| 要旨トップ | 目次 | 日本生態学会第60回全国大会 (2013年3月,静岡) 講演要旨
ESJ60 Abstract


一般講演(ポスター発表) P2-019 (Poster presentation)

栃木県岩船山に見られるツメレンゲ群落の種組成と生育環境

星直斗(栃木県立博物館)

希少種ツメレンゲ Orostachys japonica (Maxim.) A.Bergerはベンケイソウ科の多年草であり,栃木県版レッドリストでは絶滅危惧Ⅱ類に指定されている.栃木県南部に位置する岩船山(172m)は江戸時代から採石のある岩山であり,県内では限られたツメレンゲ群落の産地の一つである.本研究はこのツメレンゲ群落の中で遷移段階や立地環境が異なると思われるものについて,その種組成やツメレンゲの個体数と生育環境との対応関係について明らかにすることを目的とした.

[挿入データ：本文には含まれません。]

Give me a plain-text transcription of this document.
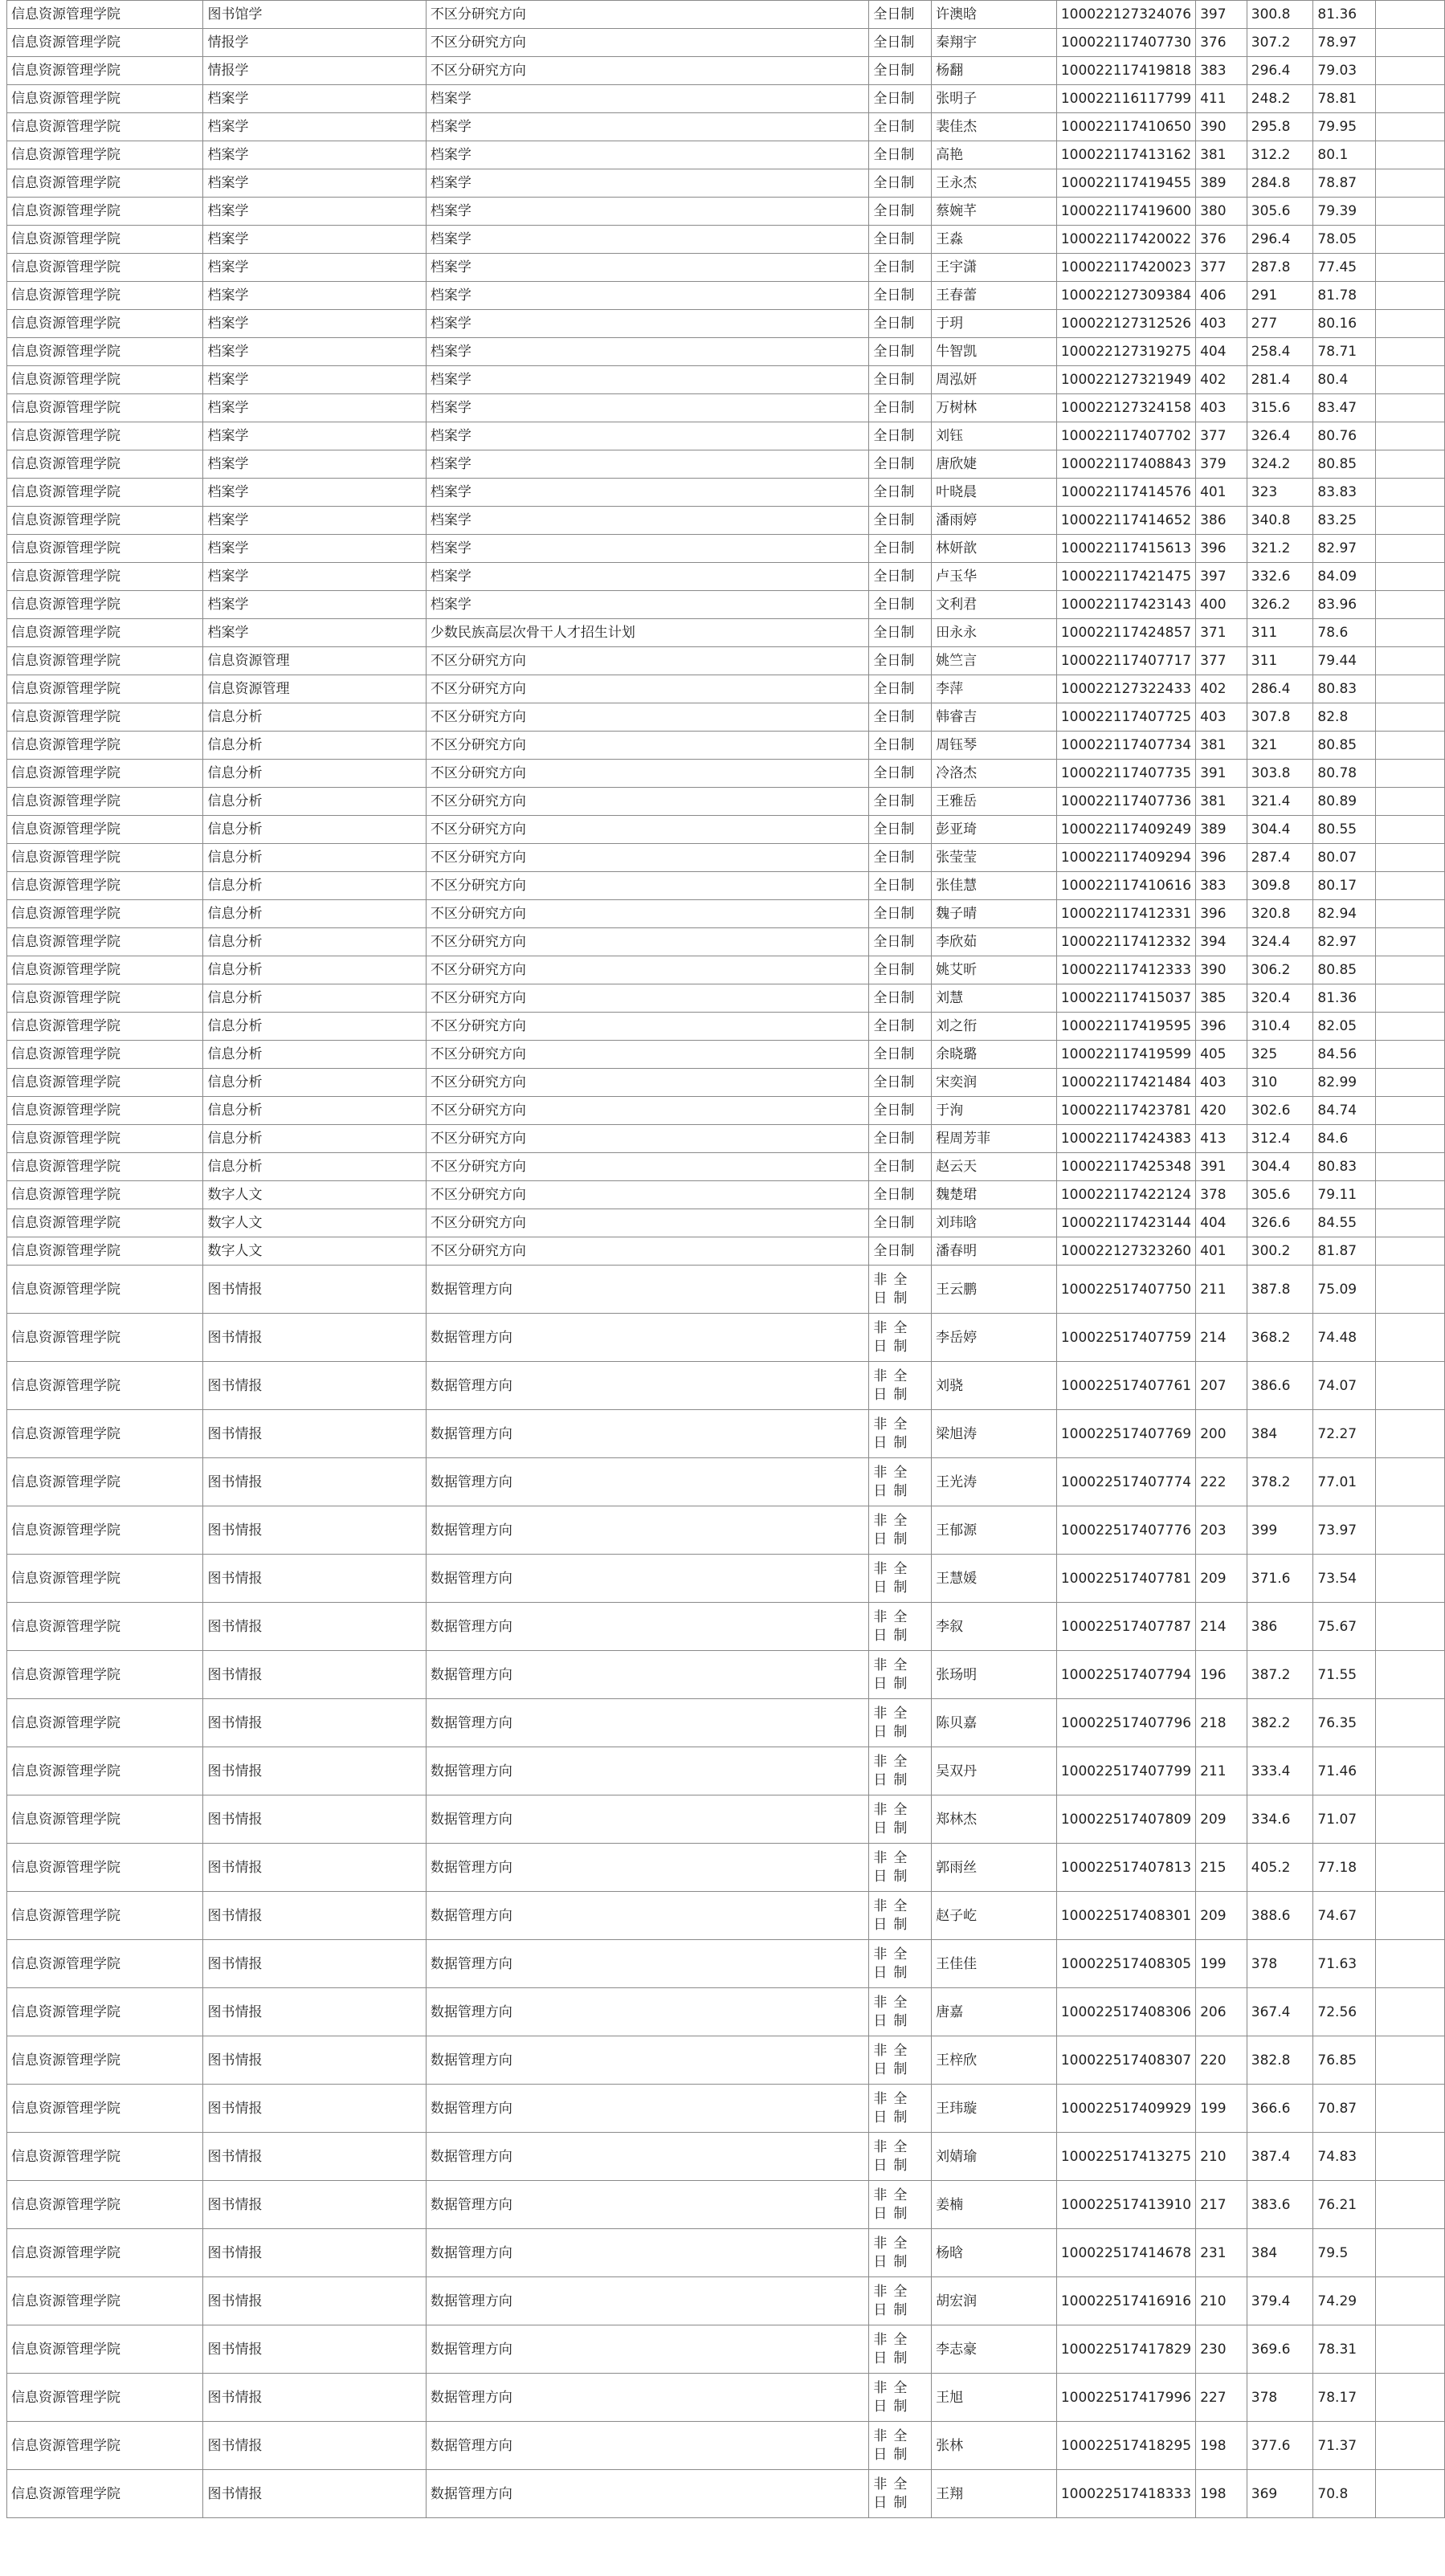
信息资源管理学院	图书馆学	不区分研究方向	全日制	许澳晗	100022127324076	397	300.8	81.36	
信息资源管理学院	情报学	不区分研究方向	全日制	秦翔宇	100022117407730	376	307.2	78.97	
信息资源管理学院	情报学	不区分研究方向	全日制	杨翻	100022117419818	383	296.4	79.03	
信息资源管理学院	档案学	档案学	全日制	张明子	100022116117799	411	248.2	78.81	
信息资源管理学院	档案学	档案学	全日制	裴佳杰	100022117410650	390	295.8	79.95	
信息资源管理学院	档案学	档案学	全日制	高艳	100022117413162	381	312.2	80.1	
信息资源管理学院	档案学	档案学	全日制	王永杰	100022117419455	389	284.8	78.87	
信息资源管理学院	档案学	档案学	全日制	蔡婉芊	100022117419600	380	305.6	79.39	
信息资源管理学院	档案学	档案学	全日制	王淼	100022117420022	376	296.4	78.05	
信息资源管理学院	档案学	档案学	全日制	王宇潇	100022117420023	377	287.8	77.45	
信息资源管理学院	档案学	档案学	全日制	王春蕾	100022127309384	406	291	81.78	
信息资源管理学院	档案学	档案学	全日制	于玥	100022127312526	403	277	80.16	
信息资源管理学院	档案学	档案学	全日制	牛智凯	100022127319275	404	258.4	78.71	
信息资源管理学院	档案学	档案学	全日制	周泓妍	100022127321949	402	281.4	80.4	
信息资源管理学院	档案学	档案学	全日制	万树林	100022127324158	403	315.6	83.47	
信息资源管理学院	档案学	档案学	全日制	刘钰	100022117407702	377	326.4	80.76	
信息资源管理学院	档案学	档案学	全日制	唐欣婕	100022117408843	379	324.2	80.85	
信息资源管理学院	档案学	档案学	全日制	叶晓晨	100022117414576	401	323	83.83	
信息资源管理学院	档案学	档案学	全日制	潘雨婷	100022117414652	386	340.8	83.25	
信息资源管理学院	档案学	档案学	全日制	林妍歆	100022117415613	396	321.2	82.97	
信息资源管理学院	档案学	档案学	全日制	卢玉华	100022117421475	397	332.6	84.09	
信息资源管理学院	档案学	档案学	全日制	文利君	100022117423143	400	326.2	83.96	
信息资源管理学院	档案学	少数民族高层次骨干人才招生计划	全日制	田永永	100022117424857	371	311	78.6	
信息资源管理学院	信息资源管理	不区分研究方向	全日制	姚竺言	100022117407717	377	311	79.44	
信息资源管理学院	信息资源管理	不区分研究方向	全日制	李萍	100022127322433	402	286.4	80.83	
信息资源管理学院	信息分析	不区分研究方向	全日制	韩睿吉	100022117407725	403	307.8	82.8	
信息资源管理学院	信息分析	不区分研究方向	全日制	周钰琴	100022117407734	381	321	80.85	
信息资源管理学院	信息分析	不区分研究方向	全日制	冷洛杰	100022117407735	391	303.8	80.78	
信息资源管理学院	信息分析	不区分研究方向	全日制	王雅岳	100022117407736	381	321.4	80.89	
信息资源管理学院	信息分析	不区分研究方向	全日制	彭亚琦	100022117409249	389	304.4	80.55	
信息资源管理学院	信息分析	不区分研究方向	全日制	张莹莹	100022117409294	396	287.4	80.07	
信息资源管理学院	信息分析	不区分研究方向	全日制	张佳慧	100022117410616	383	309.8	80.17	
信息资源管理学院	信息分析	不区分研究方向	全日制	魏子晴	100022117412331	396	320.8	82.94	
信息资源管理学院	信息分析	不区分研究方向	全日制	李欣茹	100022117412332	394	324.4	82.97	
信息资源管理学院	信息分析	不区分研究方向	全日制	姚艾昕	100022117412333	390	306.2	80.85	
信息资源管理学院	信息分析	不区分研究方向	全日制	刘慧	100022117415037	385	320.4	81.36	
信息资源管理学院	信息分析	不区分研究方向	全日制	刘之衎	100022117419595	396	310.4	82.05	
信息资源管理学院	信息分析	不区分研究方向	全日制	余晓璐	100022117419599	405	325	84.56	
信息资源管理学院	信息分析	不区分研究方向	全日制	宋奕润	100022117421484	403	310	82.99	
信息资源管理学院	信息分析	不区分研究方向	全日制	于洵	100022117423781	420	302.6	84.74	
信息资源管理学院	信息分析	不区分研究方向	全日制	程周芳菲	100022117424383	413	312.4	84.6	
信息资源管理学院	信息分析	不区分研究方向	全日制	赵云天	100022117425348	391	304.4	80.83	
信息资源管理学院	数字人文	不区分研究方向	全日制	魏楚珺	100022117422124	378	305.6	79.11	
信息资源管理学院	数字人文	不区分研究方向	全日制	刘玮晗	100022117423144	404	326.6	84.55	
信息资源管理学院	数字人文	不区分研究方向	全日制	潘春明	100022127323260	401	300.2	81.87	
信息资源管理学院	图书情报	数据管理方向	非全日制	王云鹏	100022517407750	211	387.8	75.09	
信息资源管理学院	图书情报	数据管理方向	非全日制	李岳婷	100022517407759	214	368.2	74.48	
信息资源管理学院	图书情报	数据管理方向	非全日制	刘骁	100022517407761	207	386.6	74.07	
信息资源管理学院	图书情报	数据管理方向	非全日制	梁旭涛	100022517407769	200	384	72.27	
信息资源管理学院	图书情报	数据管理方向	非全日制	王光涛	100022517407774	222	378.2	77.01	
信息资源管理学院	图书情报	数据管理方向	非全日制	王郁源	100022517407776	203	399	73.97	
信息资源管理学院	图书情报	数据管理方向	非全日制	王慧媛	100022517407781	209	371.6	73.54	
信息资源管理学院	图书情报	数据管理方向	非全日制	李叙	100022517407787	214	386	75.67	
信息资源管理学院	图书情报	数据管理方向	非全日制	张玚明	100022517407794	196	387.2	71.55	
信息资源管理学院	图书情报	数据管理方向	非全日制	陈贝嘉	100022517407796	218	382.2	76.35	
信息资源管理学院	图书情报	数据管理方向	非全日制	吴双丹	100022517407799	211	333.4	71.46	
信息资源管理学院	图书情报	数据管理方向	非全日制	郑林杰	100022517407809	209	334.6	71.07	
信息资源管理学院	图书情报	数据管理方向	非全日制	郭雨丝	100022517407813	215	405.2	77.18	
信息资源管理学院	图书情报	数据管理方向	非全日制	赵子屹	100022517408301	209	388.6	74.67	
信息资源管理学院	图书情报	数据管理方向	非全日制	王佳佳	100022517408305	199	378	71.63	
信息资源管理学院	图书情报	数据管理方向	非全日制	唐嘉	100022517408306	206	367.4	72.56	
信息资源管理学院	图书情报	数据管理方向	非全日制	王梓欣	100022517408307	220	382.8	76.85	
信息资源管理学院	图书情报	数据管理方向	非全日制	王玮璇	100022517409929	199	366.6	70.87	
信息资源管理学院	图书情报	数据管理方向	非全日制	刘婧瑜	100022517413275	210	387.4	74.83	
信息资源管理学院	图书情报	数据管理方向	非全日制	姜楠	100022517413910	217	383.6	76.21	
信息资源管理学院	图书情报	数据管理方向	非全日制	杨晗	100022517414678	231	384	79.5	
信息资源管理学院	图书情报	数据管理方向	非全日制	胡宏润	100022517416916	210	379.4	74.29	
信息资源管理学院	图书情报	数据管理方向	非全日制	李志豪	100022517417829	230	369.6	78.31	
信息资源管理学院	图书情报	数据管理方向	非全日制	王旭	100022517417996	227	378	78.17	
信息资源管理学院	图书情报	数据管理方向	非全日制	张林	100022517418295	198	377.6	71.37	
信息资源管理学院	图书情报	数据管理方向	非全日制	王翔	100022517418333	198	369	70.8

Braun-Blanquet法(1964)を用いた植生調査,群落内のツメレンゲのシュート数とロゼット数の記録をした.環境傾度については方位・傾斜の測定と,群落下の土壌体積の推定を行った.また各調査区の遷移の度合いを表すものとして「草本層の(群落高×植被率)+低木層の(群落高×植被率)」を定義し空間占有度とした.調査は2012年10月25日から11月1日に行った.

得られた24の植生調査資料から素表を作成し表操作を行った結果,調査群落にはマルバヤハズソウ,ハマエノコロ,メガルカヤ,テリハノイバラ,エゾスナゴケなどが高常在度で出現するほか,種組成的にまとまりのある複数のグループが見られることが明らかとなった.この複数のグループは,構成種の休眠芽の位置や先に定義した空間占有度,土壌体積から,連続した異なる遷移段階に対応していることが推察された.遷移の初期から中期のグループではコケや地衣類,1-2年草が,後期では木本や多年草の出現が認められた.

また,ツメレンゲのロゼット数の密度はシュート数の密度と共に増加する傾向が見られたが,土壌体積の増加と共にロゼット数の密度は減少する傾向が見られた.露岩地で多く見られるロゼットやシュートは,遷移の進行と共に減少していくことが推察された.